Im November 2008 war die Republikanische Partei ein Trümmerhaufen: John McCain hatte die Präsidentschaftswahl verloren, auch im Kongress eroberten die Demokraten satte Mehrheiten. Die Amerikaner hatten die Partei ihres Ex-Präsidenten George W. Bush satt und berauschten sich an ihrem ersten schwarzen Präsidenten, dem "Messias" Barack Obama.

Inzwischen ist Obama auf Normalmaß zurückgeschrumpft, während die republikanischen Kandidaten voller Euphorie in den Wahlkampf für die Kongresswahlen im Herbst starten. Dabei fällt auf: Nicht wenige der konservativen Kandidaten sind weiblich.

Für die Republikaner ist das eine neue Entwicklung. Bisher galt für die amerikanischen Vorwahlen, dass bei den Demokraten Frauen häufiger kandidierten, sich aber dann überdurchschnittlich oft geschlagen geben mussten - das aktuellste Beispiel ist die Präsidentschaftskandidatur von Hillary Clinton. Bei den Republikanern lief es bislang anders herum: Nur selten trauten sich Frauen eine Bewerbung zu, noch seltener überlebten sie die Vorwahlen. Wenn doch, gewannen sie aber das Mandat.

Haben die Republikaner vielleicht aus dieser Statistik gelernt? Möglich. Wahrscheinlicher aber scheint eine andere Beobachtung: Dass nämlich Frauen erst dann in politische Ämter gelangen, wenn alle Männer um sie herum gescheitert sind und ihre Parteien sich am Rande des Kollapses befinden.

Beispiele gibt es reichlich - auch in Deutschland. So gerieten Heide Simonis und Christine Lieberknecht, die beiden bislang einzigen Ministerpräsidentinnen, in ihre Ämter, nachdem ihre männlichen Vorgänger strauchelten. Und die mächtigste Frau der Welt, Bundeskanzlerin Angela Merkel, wurde 2000 Parteivorsitzende, nachdem der CDU-Spendenskandal fast alle männlichen Anwärter schwer beschädigt hatte. Verblüffend für die Männer war: Merkel ging nicht mehr weg.

Palin, der Phönix

Aus der Asche der ausgebrannten Republikaner stieg nach der US-Präsidentschaftswahl überraschenderweise Vizepräsidentschaftskandidatin Sarah Palin. Sie hatte sich im Wahlkampf bei vielen Beobachtern vor allem mit ungeschickten Aussagen ("Die Bush-Doktrin? In welchem Sinne meinen Sie das?") und mittelgroßen Skandalen (unter anderem abstrus hohe Rechnungen für ihre Visagistin) bekannt gemacht. So waren viele der Ansicht, sie würde nach dem Wahlkampf kleinlaut in ihr Gouverneursamt nach Alaska zurückkehren und nichts mehr von sich hören lassen.

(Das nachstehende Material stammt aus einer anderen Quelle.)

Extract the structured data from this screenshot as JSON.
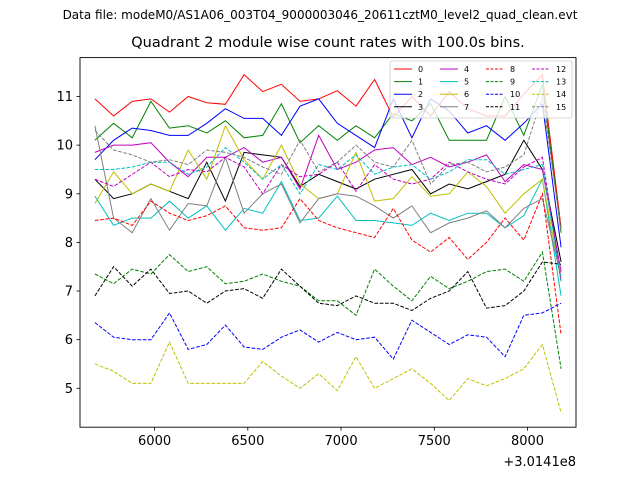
{
  "suptitle": "Data file: modeM0/AS1A06_003T04_9000003046_20611cztM0_level2_quad_clean.evt",
  "chart_data": {
    "type": "line",
    "title": "Quadrant 2 module wise count rates with 100.0s bins.",
    "xlabel": "",
    "ylabel": "",
    "x_offset_label": "+3.0141e8",
    "xlim": [
      5600,
      8260
    ],
    "ylim": [
      4.2,
      11.8
    ],
    "xticks": [
      6000,
      6500,
      7000,
      7500,
      8000
    ],
    "yticks": [
      5,
      6,
      7,
      8,
      9,
      10,
      11
    ],
    "legend_loc": "upper-right",
    "x": [
      5680,
      5780,
      5880,
      5980,
      6080,
      6180,
      6280,
      6380,
      6480,
      6580,
      6680,
      6780,
      6880,
      6980,
      7080,
      7180,
      7280,
      7380,
      7480,
      7580,
      7680,
      7780,
      7880,
      7980,
      8080,
      8180
    ],
    "series": [
      {
        "name": "0",
        "color": "#ff0000",
        "dash": "solid",
        "values": [
          10.95,
          10.6,
          10.9,
          10.95,
          10.68,
          11.0,
          10.87,
          10.84,
          11.45,
          11.1,
          11.25,
          10.9,
          10.95,
          11.12,
          10.8,
          11.35,
          10.57,
          11.0,
          10.6,
          11.1,
          10.75,
          10.6,
          10.6,
          11.05,
          11.45,
          8.3
        ]
      },
      {
        "name": "1",
        "color": "#008000",
        "dash": "solid",
        "values": [
          10.1,
          10.45,
          10.15,
          10.9,
          10.35,
          10.4,
          10.25,
          10.5,
          10.15,
          10.2,
          10.85,
          10.05,
          10.4,
          10.1,
          10.4,
          10.15,
          10.65,
          10.5,
          10.85,
          10.1,
          10.1,
          10.1,
          11.0,
          10.2,
          11.25,
          8.2
        ]
      },
      {
        "name": "2",
        "color": "#0000ff",
        "dash": "solid",
        "values": [
          9.7,
          10.1,
          10.35,
          10.3,
          10.2,
          10.2,
          10.45,
          10.75,
          10.55,
          10.55,
          10.2,
          10.8,
          10.95,
          10.45,
          10.2,
          9.95,
          10.95,
          10.15,
          10.95,
          10.7,
          10.25,
          10.4,
          10.1,
          10.45,
          10.85,
          7.9
        ]
      },
      {
        "name": "3",
        "color": "#000000",
        "dash": "solid",
        "values": [
          9.3,
          8.9,
          9.0,
          9.2,
          9.05,
          8.9,
          9.65,
          8.85,
          9.85,
          9.8,
          9.75,
          9.15,
          9.4,
          9.25,
          9.1,
          9.3,
          9.4,
          9.5,
          9.0,
          9.2,
          9.1,
          9.25,
          9.4,
          10.1,
          9.5,
          7.6
        ]
      },
      {
        "name": "4",
        "color": "#c000c0",
        "dash": "solid",
        "values": [
          9.85,
          10.0,
          10.0,
          10.05,
          9.65,
          9.35,
          9.75,
          9.75,
          9.95,
          9.65,
          9.75,
          9.1,
          10.2,
          9.5,
          9.65,
          9.9,
          9.95,
          9.6,
          9.75,
          9.55,
          9.65,
          9.8,
          9.25,
          9.6,
          9.5,
          7.4
        ]
      },
      {
        "name": "5",
        "color": "#00c0c0",
        "dash": "solid",
        "values": [
          8.95,
          8.35,
          8.5,
          8.5,
          8.85,
          8.5,
          8.75,
          8.25,
          8.7,
          8.6,
          9.25,
          8.45,
          8.5,
          8.95,
          8.45,
          8.45,
          8.4,
          8.35,
          8.6,
          8.45,
          8.6,
          8.6,
          8.3,
          8.55,
          9.3,
          6.9
        ]
      },
      {
        "name": "6",
        "color": "#c0c000",
        "dash": "solid",
        "values": [
          8.8,
          9.45,
          9.0,
          9.2,
          9.05,
          9.9,
          9.3,
          10.4,
          9.7,
          9.3,
          10.0,
          9.2,
          8.9,
          9.0,
          9.85,
          8.85,
          8.9,
          9.35,
          8.95,
          9.0,
          9.45,
          9.15,
          8.6,
          9.0,
          9.3,
          7.2
        ]
      },
      {
        "name": "7",
        "color": "#808080",
        "dash": "solid",
        "values": [
          10.4,
          8.5,
          8.2,
          8.9,
          8.25,
          8.8,
          8.75,
          9.75,
          8.6,
          9.0,
          9.2,
          8.4,
          8.9,
          9.0,
          8.95,
          8.75,
          8.5,
          8.75,
          8.2,
          8.4,
          8.5,
          8.65,
          8.3,
          8.7,
          8.9,
          7.3
        ]
      },
      {
        "name": "8",
        "color": "#ff0000",
        "dash": "dashed",
        "values": [
          8.45,
          8.5,
          8.35,
          8.85,
          8.6,
          8.45,
          8.55,
          8.75,
          8.3,
          8.25,
          8.3,
          8.9,
          8.45,
          8.3,
          8.2,
          8.1,
          8.7,
          8.05,
          7.8,
          8.1,
          7.65,
          8.0,
          8.5,
          8.05,
          9.0,
          6.1
        ]
      },
      {
        "name": "9",
        "color": "#008000",
        "dash": "dashed",
        "values": [
          7.35,
          7.15,
          7.45,
          7.35,
          7.75,
          7.4,
          7.5,
          7.15,
          7.2,
          7.35,
          7.2,
          7.1,
          6.8,
          6.8,
          6.5,
          7.45,
          7.1,
          6.8,
          7.3,
          7.05,
          7.2,
          7.4,
          7.45,
          7.2,
          7.8,
          5.4
        ]
      },
      {
        "name": "10",
        "color": "#0000ff",
        "dash": "dashed",
        "values": [
          6.35,
          6.05,
          6.0,
          6.0,
          6.55,
          5.8,
          5.9,
          6.3,
          5.85,
          5.8,
          6.05,
          6.2,
          5.95,
          6.15,
          6.0,
          6.05,
          5.6,
          6.4,
          6.15,
          5.9,
          6.1,
          6.05,
          5.65,
          6.5,
          6.55,
          6.75
        ]
      },
      {
        "name": "11",
        "color": "#000000",
        "dash": "dashed",
        "values": [
          6.9,
          7.5,
          7.1,
          7.45,
          6.95,
          7.0,
          6.75,
          7.0,
          7.05,
          6.85,
          7.45,
          7.1,
          6.75,
          6.7,
          6.9,
          6.75,
          6.75,
          6.6,
          6.85,
          7.0,
          7.4,
          6.65,
          6.7,
          7.0,
          7.6,
          7.55
        ]
      },
      {
        "name": "12",
        "color": "#c000c0",
        "dash": "dashed",
        "values": [
          9.3,
          9.15,
          9.4,
          9.65,
          9.35,
          9.5,
          9.45,
          9.75,
          9.55,
          9.0,
          9.6,
          9.35,
          9.4,
          9.65,
          9.05,
          9.6,
          9.3,
          9.2,
          9.3,
          9.65,
          9.45,
          9.3,
          9.2,
          9.55,
          9.75,
          7.2
        ]
      },
      {
        "name": "13",
        "color": "#00c0c0",
        "dash": "dashed",
        "values": [
          9.5,
          9.5,
          9.55,
          9.65,
          9.65,
          9.4,
          9.55,
          9.95,
          9.65,
          9.3,
          9.6,
          9.0,
          9.6,
          9.5,
          9.8,
          9.4,
          9.55,
          9.6,
          9.3,
          9.45,
          9.7,
          9.7,
          9.4,
          9.5,
          9.6,
          7.2
        ]
      },
      {
        "name": "14",
        "color": "#c0c000",
        "dash": "dashed",
        "values": [
          5.5,
          5.35,
          5.1,
          5.1,
          5.95,
          5.1,
          5.1,
          5.1,
          5.1,
          5.55,
          5.25,
          5.0,
          5.3,
          4.95,
          5.65,
          5.0,
          5.2,
          5.4,
          5.1,
          4.75,
          5.2,
          5.05,
          5.2,
          5.4,
          5.9,
          4.5
        ]
      },
      {
        "name": "15",
        "color": "#808080",
        "dash": "dashed",
        "values": [
          10.3,
          9.9,
          9.8,
          9.65,
          9.7,
          9.6,
          9.9,
          9.85,
          9.75,
          9.55,
          9.4,
          10.1,
          9.45,
          9.65,
          10.0,
          9.65,
          9.55,
          10.1,
          9.2,
          9.6,
          9.65,
          9.45,
          9.55,
          9.8,
          11.0,
          8.25
        ]
      }
    ]
  }
}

Das Gegenteil war der Fall. Als Gouverneurin trat Palin zurück, Schlagzeilen macht sie weiterhin. Sie veröffentlichte eine Autobiographie, wurde Kommentatorin beim rechten Nachrichtensender Fox News und stellte sich an die Spitze der konservativen Anti-Obama- Tea-Party-Bewegung.

Bei den aktuellen Vorwahlen trat sie selbst nicht an. Sie betätigte sich jedoch erfolgreich als Königsmacherin - besser: Königinnenmacherin. Ihre Wahlempfehlung half nicht nur der ehemaligen Hewlett-Packard-Chefin Carly Fiorina, die Senatskandidatur in Kalifornien zu gewinnen. Auch Meg Whitman, ehemalige Ebay-Chefin und nun republikanische Kandidatin für das Gouverneursamt in Kalifornien, konnte auf Palins Unterstützung zählen. Nikki Haley will mit Palins Wahlempfehlung die republikanische Nominierung in South Carolina gewinnen, Sharron Angle tritt in Nevada an.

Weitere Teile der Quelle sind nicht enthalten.